De la même manière Jackson s’attache à garder les scènes qui “expriment” les individualités et la capacité du groupe à devenir génial quand elles convergent. On découvre un McCartney dirigiste, mais mû par l’angoisse de toujours “faire mieux”, un Lennon zébulon drôle visiblement au taquet quand il se retrouve avec ses potes dans une pièce pour faire du rock. Le réalisateur peint un Harrison guitariste frustré ou un Ringo Starr qui sert de pilier métronomique et vital. Il y a énormément de scènes qui disent la vie de famille, les relations avec George Martin, flegmatique producteur au cheveu gominé et cravate, mais aussi Glyn, Linda, Yoko, Mal le factotum du groupe qui trouve ici un vrai second “rôle” comme en ont toutes les bonnes séries.
Enfin, au travers des rushes, Jackson raconte une époque. On voit les cookies, le vin blanc, le contraste des baskets de Lennon ou du presque glam look de Glyn Johns avec tous les costards cravate qui tournent autour du groupe, les coiffures des attachés de prod et des fans, mais aussi les pulls sans manche des assistants discrets et industrieux, les litres de thé demandés, les accessoiristes, les centaines de clopes…. Les sixties filmées en couleur, une immersion dans le Londres de 1969 (les camions, la gueule des micros, les bandes, les innovations technologiques…) rep à sa Mad Men.

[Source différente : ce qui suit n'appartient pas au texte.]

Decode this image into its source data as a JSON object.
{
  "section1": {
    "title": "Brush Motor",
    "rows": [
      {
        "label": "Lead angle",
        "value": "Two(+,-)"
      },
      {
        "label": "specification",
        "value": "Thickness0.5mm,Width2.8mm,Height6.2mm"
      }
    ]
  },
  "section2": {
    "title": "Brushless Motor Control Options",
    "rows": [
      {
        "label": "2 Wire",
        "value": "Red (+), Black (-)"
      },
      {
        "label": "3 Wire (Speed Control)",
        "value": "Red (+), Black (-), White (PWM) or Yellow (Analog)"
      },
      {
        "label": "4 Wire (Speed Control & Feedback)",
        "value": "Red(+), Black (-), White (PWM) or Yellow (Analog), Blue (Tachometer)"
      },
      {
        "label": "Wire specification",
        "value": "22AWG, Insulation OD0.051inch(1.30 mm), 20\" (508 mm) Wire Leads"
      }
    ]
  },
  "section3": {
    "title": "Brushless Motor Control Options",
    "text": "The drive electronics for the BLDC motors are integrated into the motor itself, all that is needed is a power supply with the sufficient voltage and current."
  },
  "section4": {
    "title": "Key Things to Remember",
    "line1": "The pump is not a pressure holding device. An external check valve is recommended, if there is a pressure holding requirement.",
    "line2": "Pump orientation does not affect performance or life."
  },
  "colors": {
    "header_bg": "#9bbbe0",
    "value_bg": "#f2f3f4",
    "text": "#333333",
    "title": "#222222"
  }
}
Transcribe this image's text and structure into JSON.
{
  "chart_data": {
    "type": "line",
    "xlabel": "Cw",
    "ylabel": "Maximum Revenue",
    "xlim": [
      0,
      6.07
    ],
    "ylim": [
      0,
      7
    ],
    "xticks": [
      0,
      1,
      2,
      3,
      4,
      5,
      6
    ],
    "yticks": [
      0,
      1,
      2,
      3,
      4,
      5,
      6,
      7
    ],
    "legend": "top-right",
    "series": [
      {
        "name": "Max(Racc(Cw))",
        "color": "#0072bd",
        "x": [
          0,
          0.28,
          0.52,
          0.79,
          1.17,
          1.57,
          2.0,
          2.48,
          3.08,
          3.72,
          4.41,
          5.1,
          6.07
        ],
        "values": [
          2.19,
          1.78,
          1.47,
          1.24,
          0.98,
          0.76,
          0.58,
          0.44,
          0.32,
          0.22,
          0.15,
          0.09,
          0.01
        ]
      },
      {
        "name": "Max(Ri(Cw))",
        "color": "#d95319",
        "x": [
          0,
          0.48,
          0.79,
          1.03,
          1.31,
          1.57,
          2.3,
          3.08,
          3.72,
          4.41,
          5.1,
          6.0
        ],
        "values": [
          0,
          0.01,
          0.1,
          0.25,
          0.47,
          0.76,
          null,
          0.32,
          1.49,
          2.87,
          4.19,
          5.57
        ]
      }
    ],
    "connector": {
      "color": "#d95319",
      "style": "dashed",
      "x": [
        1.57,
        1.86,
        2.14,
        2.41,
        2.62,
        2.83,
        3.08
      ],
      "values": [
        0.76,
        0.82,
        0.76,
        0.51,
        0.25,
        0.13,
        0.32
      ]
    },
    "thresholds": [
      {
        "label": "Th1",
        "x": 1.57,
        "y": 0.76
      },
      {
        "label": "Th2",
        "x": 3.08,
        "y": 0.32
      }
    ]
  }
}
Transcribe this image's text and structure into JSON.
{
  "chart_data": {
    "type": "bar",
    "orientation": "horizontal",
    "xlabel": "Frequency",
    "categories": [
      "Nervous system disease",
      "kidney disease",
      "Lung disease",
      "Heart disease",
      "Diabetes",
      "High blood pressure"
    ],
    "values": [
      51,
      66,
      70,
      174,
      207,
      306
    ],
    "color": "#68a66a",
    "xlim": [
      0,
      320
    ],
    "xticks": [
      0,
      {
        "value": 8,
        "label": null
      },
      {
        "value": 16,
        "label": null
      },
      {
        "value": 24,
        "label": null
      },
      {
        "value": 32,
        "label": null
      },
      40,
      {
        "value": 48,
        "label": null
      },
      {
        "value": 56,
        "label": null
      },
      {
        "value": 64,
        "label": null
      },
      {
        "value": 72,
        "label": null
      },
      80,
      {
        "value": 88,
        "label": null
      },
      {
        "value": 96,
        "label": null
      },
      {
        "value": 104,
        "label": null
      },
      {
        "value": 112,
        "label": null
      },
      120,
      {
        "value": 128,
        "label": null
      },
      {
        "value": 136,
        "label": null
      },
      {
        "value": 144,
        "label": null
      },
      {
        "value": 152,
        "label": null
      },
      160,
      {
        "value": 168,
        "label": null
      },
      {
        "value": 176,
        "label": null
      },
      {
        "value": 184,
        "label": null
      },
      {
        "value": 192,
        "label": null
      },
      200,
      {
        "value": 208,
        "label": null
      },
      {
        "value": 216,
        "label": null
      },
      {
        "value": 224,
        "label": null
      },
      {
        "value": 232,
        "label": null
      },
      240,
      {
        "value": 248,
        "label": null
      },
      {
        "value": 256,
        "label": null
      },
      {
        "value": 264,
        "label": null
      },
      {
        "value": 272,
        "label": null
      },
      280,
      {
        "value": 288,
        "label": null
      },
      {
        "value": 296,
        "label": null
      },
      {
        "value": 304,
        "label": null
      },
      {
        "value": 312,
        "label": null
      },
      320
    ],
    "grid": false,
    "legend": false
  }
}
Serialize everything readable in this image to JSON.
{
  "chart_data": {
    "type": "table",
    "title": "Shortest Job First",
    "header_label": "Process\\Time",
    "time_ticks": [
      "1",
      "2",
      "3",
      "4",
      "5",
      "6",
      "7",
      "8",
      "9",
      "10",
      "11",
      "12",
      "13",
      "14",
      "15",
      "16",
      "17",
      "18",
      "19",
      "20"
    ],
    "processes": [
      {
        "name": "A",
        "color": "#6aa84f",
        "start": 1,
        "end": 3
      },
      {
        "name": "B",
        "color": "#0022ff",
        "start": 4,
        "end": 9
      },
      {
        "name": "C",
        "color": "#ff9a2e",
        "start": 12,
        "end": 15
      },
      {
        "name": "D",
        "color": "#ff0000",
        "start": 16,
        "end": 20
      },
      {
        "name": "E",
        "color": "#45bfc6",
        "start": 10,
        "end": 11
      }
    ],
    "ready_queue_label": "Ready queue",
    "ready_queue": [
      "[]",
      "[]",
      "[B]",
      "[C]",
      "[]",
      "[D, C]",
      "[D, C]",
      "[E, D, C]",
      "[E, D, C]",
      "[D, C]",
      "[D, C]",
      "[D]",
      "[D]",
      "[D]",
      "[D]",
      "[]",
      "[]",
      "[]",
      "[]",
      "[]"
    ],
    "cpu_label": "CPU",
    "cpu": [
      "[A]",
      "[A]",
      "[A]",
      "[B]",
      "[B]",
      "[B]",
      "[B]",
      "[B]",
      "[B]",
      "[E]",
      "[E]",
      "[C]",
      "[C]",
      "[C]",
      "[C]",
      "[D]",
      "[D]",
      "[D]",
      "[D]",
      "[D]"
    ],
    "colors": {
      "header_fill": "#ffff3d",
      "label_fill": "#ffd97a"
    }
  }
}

Somptueux, indispensable, les grands mots me viennent au clavier immédiatement pour décrire ce documentaire. Jamais je n’ai aussi longtemps regardé des génies en train d’inventer des chansons géniales avec une aisance complètement hallucinante. Dès lors, on complètera adéquatement le binge watching de la série par la réécoute attentive des albums Abbey Road et Let it Be, traces discographiques du moment musical évoqué par la série Disney + Et quant à moi je me vais redécouvrir des chansons plus anecdotiques comme Two of Us, qui rentre directement dans mon panthéon des chansons des Beatles.
A voir. Indispensablement.
N.B : prévoir la journée de sommeil après binge. Vraiment.